Michael Redd made a rare appearance in Milwaukee last week, serving pre-Thanksgiving meals at the House of Peace on 17th and Walnut. Redd said the House of Peace charity was kind of tradition handed down to him by Ray Allen, which — though it’s great that Redd continues on with the charity — isn’t exactly true.
His comments did bring back a memory of another Bucks team that went into a season with high expectations and started badly — worse even than this season’s frustrating 5-9 start. Let’s turn back the clock to November 2000 and the annual House of Peace meal. This, of course, is a true story.
The House of Peace giving was something a lot of players on the Bucks did, and usually coach George Karl was doing the passing as far as who was going to go with him to serve Thanksgiving meals from year to year. In Redd’s rookie year (2000, when he was a practice player) Big Dog and Karl served dinners at the House of Peace. Dog and George came back from the event with a nasty flu bug that infected half the team and dogged the Bucks to a 3-9 start.
Big Dog was so sick he missed a game. Karl, who was just as sick, did not. George stewed on it for a couple of days, and when Dog and Sam and Jason Caffey were dragging it a little bit during a road travel transfer (they were probably stoned), Karl blew up. Big Dog, still sick as a dog (but probably stoned) snapped back, starting a bunch of rumors that the Dog and George had stopped talking to one another. Dog and Sam were punished by having to start a game on the bench. This was also around the time that Ray and Big Dog were stripped of their co-captaincy and the “C” was sewn onto Ervin Johnson’s jersey.
It was at that point that the 3-9 “Big Three” Bucks returned to Milwaukee for a few games and Big Dog went on a rebounding and scoring tear that ignited the rest of the team — those who could be ignited — some (like Ray, who never took criticism from George Karl very well) were still woozy with the flu (Dog and George, who had it first, got well first). But by December everybody was healthy, Ray’s head was clear and his shot was falling at devastating regularity and the Bucks finished the season out 49-21. The rest is crooked refereeing history.

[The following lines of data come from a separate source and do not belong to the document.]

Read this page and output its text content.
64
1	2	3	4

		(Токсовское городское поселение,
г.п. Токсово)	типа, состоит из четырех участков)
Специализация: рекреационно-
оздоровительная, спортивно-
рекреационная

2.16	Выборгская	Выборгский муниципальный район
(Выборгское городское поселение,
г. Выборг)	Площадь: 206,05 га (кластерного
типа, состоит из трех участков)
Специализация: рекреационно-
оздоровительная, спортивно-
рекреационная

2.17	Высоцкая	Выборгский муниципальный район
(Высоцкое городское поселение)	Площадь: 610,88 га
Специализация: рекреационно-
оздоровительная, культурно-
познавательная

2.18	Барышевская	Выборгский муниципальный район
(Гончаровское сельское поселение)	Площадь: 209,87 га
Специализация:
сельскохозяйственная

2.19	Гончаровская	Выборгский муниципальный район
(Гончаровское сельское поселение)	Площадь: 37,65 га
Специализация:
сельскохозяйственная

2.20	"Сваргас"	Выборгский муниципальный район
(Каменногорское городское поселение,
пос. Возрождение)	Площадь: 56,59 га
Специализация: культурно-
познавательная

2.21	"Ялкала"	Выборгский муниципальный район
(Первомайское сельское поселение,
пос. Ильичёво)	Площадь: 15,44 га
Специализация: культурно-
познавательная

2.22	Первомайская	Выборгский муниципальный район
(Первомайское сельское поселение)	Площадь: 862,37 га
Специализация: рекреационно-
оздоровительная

George has always taken credit for managing the 2000-01 team in such a way, just the right way, that made the magic possible. Karl deserves the credit. But in looking back at how the season started, and how and when it turned around, I can’t help but wonder close the Bucks were to imploding, and how easily Karl might have missed the connection, that magical NBA championship-worthy thing the Bucks had going in 2001.
What if … Karl that November had served House of Peace dinners with a player NOT named Glenn Robinson?